On the other hand, my dealings with people have been marked mostly by failures. There are a few exceptions, and they are now my old friends. We accept each other, warts and all.
My wife, in contrast, is excellent at dealing people. She teaches school and has spent her whole life dealing with people of all ages. As a consequence, she is damned good at it. She usually succeeds, where I often fail. We make a good pair, because I can fix things and she can often keep me from alienating someone who I really don't want to alienate. When I want to alienate someone, all that I have to do is not take her advice. Usually I take her advice because, as a wise old man once told me, ten friends are not worth one enemy. In contrast to me, dealing with things can drive her up a wall. When something breaks down, she calls me. Usually I can fix it. I think that if she had to, she could deal with it, but it is much harder for her than it is for me. By the same token, I can deal with people if I have to. Still, both of us are much more comfortable in our own areas of expertise; she deals with the people and I deal with the things.
Many years ago during my psychology period, when I thought that I would become a psychotherapist, I remember telling a woman that I was a scientist. She sneered, "Oh, you're one of THOSE!" She looked down her nose at people who were not people oriented. I wondered if she knew how to change a tire.
One thing that kept me from becoming a psychologist was that, while I need people, I really don't want to spend most of my time dealing with them. And the reason that I don't like dealing with them is because I don't do it well. No matter how much I learned, I had to work very hard at things that seemed to come naturally to my wife. I was particularly disturbed when a man took out a knife during a free-clinic session that I was facilitating and I never saw it coming. My wife would have trod much more carefully than I did. She would have been more aware of the myriad of things that she wouldn't want to stir up.
Much of the difficulty is that I approach a people problem in much the same way as I approach a things problem. For example, if someone tells me something that I think isn't true, I say that I don't believe it.

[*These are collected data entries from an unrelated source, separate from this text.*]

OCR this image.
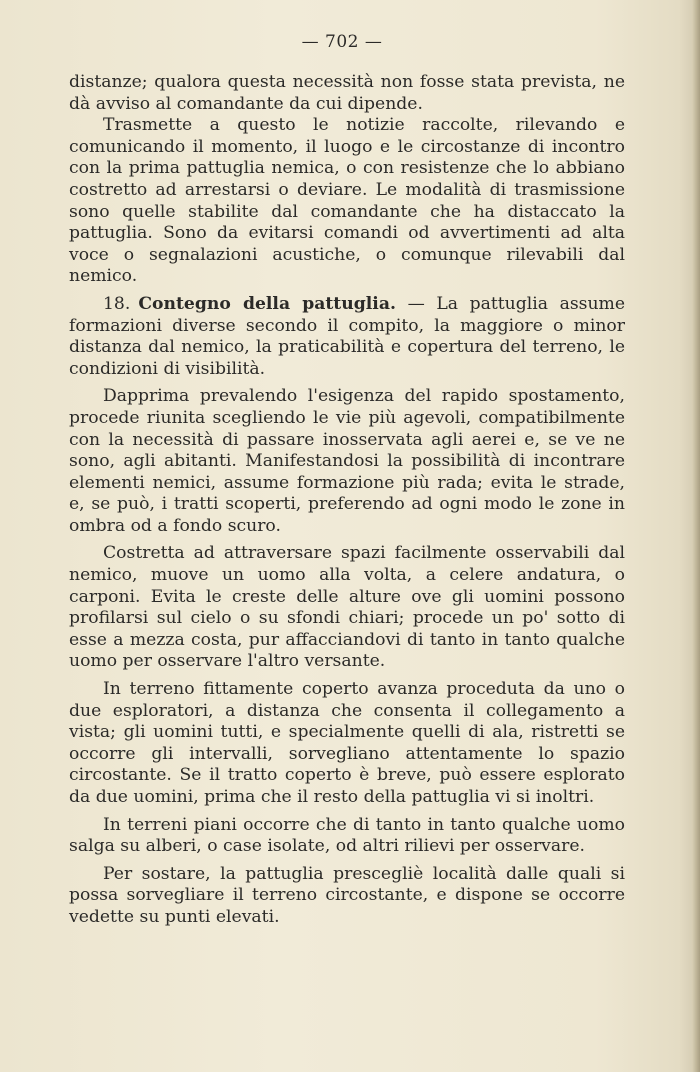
— 702 —

distanze; qualora questa necessità non fosse stata prevista, ne dà avviso al comandante da cui dipende.

Trasmette a questo le notizie raccolte, rilevando e comunicando il momento, il luogo e le circostanze di incontro con la prima pattuglia nemica, o con resistenze che lo abbiano costretto ad arrestarsi o deviare. Le modalità di trasmissione sono quelle stabilite dal comandante che ha distaccato la pattuglia. Sono da evitarsi comandi od avvertimenti ad alta voce o segnalazioni acustiche, o comunque rilevabili dal nemico.

18. Contegno della pattuglia. — La pattuglia assume formazioni diverse secondo il compito, la maggiore o minor distanza dal nemico, la praticabilità e copertura del terreno, le condizioni di visibilità.

Dapprima prevalendo l'esigenza del rapido spostamento, procede riunita scegliendo le vie più agevoli, compatibilmente con la necessità di passare inosservata agli aerei e, se ve ne sono, agli abitanti. Manifestandosi la possibilità di incontrare elementi nemici, assume formazione più rada; evita le strade, e, se può, i tratti scoperti, preferendo ad ogni modo le zone in ombra od a fondo scuro.

Costretta ad attraversare spazi facilmente osservabili dal nemico, muove un uomo alla volta, a celere andatura, o carponi. Evita le creste delle alture ove gli uomini possono profilarsi sul cielo o su sfondi chiari; procede un po' sotto di esse a mezza costa, pur affacciandovi di tanto in tanto qualche uomo per osservare l'altro versante.

In terreno fittamente coperto avanza proceduta da uno o due esploratori, a distanza che consenta il collegamento a vista; gli uomini tutti, e specialmente quelli di ala, ristretti se occorre gli intervalli, sorvegliano attentamente lo spazio circostante. Se il tratto coperto è breve, può essere esplorato da due uomini, prima che il resto della pattuglia vi si inoltri.

In terreni piani occorre che di tanto in tanto qualche uomo salga su alberi, o case isolate, od altri rilievi per osservare.

Per sostare, la pattuglia prescegliè località dalle quali si possa sorvegliare il terreno circostante, e dispone se occorre vedette su punti elevati.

There is nothing personal in it; it is merely a statement. But many people take it as a personal insult, which is not what I intended it to be. When someone points out one of my errors, I thank him. Of course I don't like to be wrong, but I hold no grudge against the person who tells me. On the contrary, I am grateful because I have learned something. It is as if he has given me a gift. During my brief interval as a therapist, I could also readily analyze someone's problem, but had great difficulty figuring out how to broach it without devastating a client. Some things require a hammer to fix them. Not so with most people. The hammer approach to psychological problem does work, but it tends to leave the client very hurt and angry. He may never come back.
I think that I would have made an excellent critic, but for the fact that I don't want people hating me; and they would have, had I chosen that path. It's bad enough being a columnist.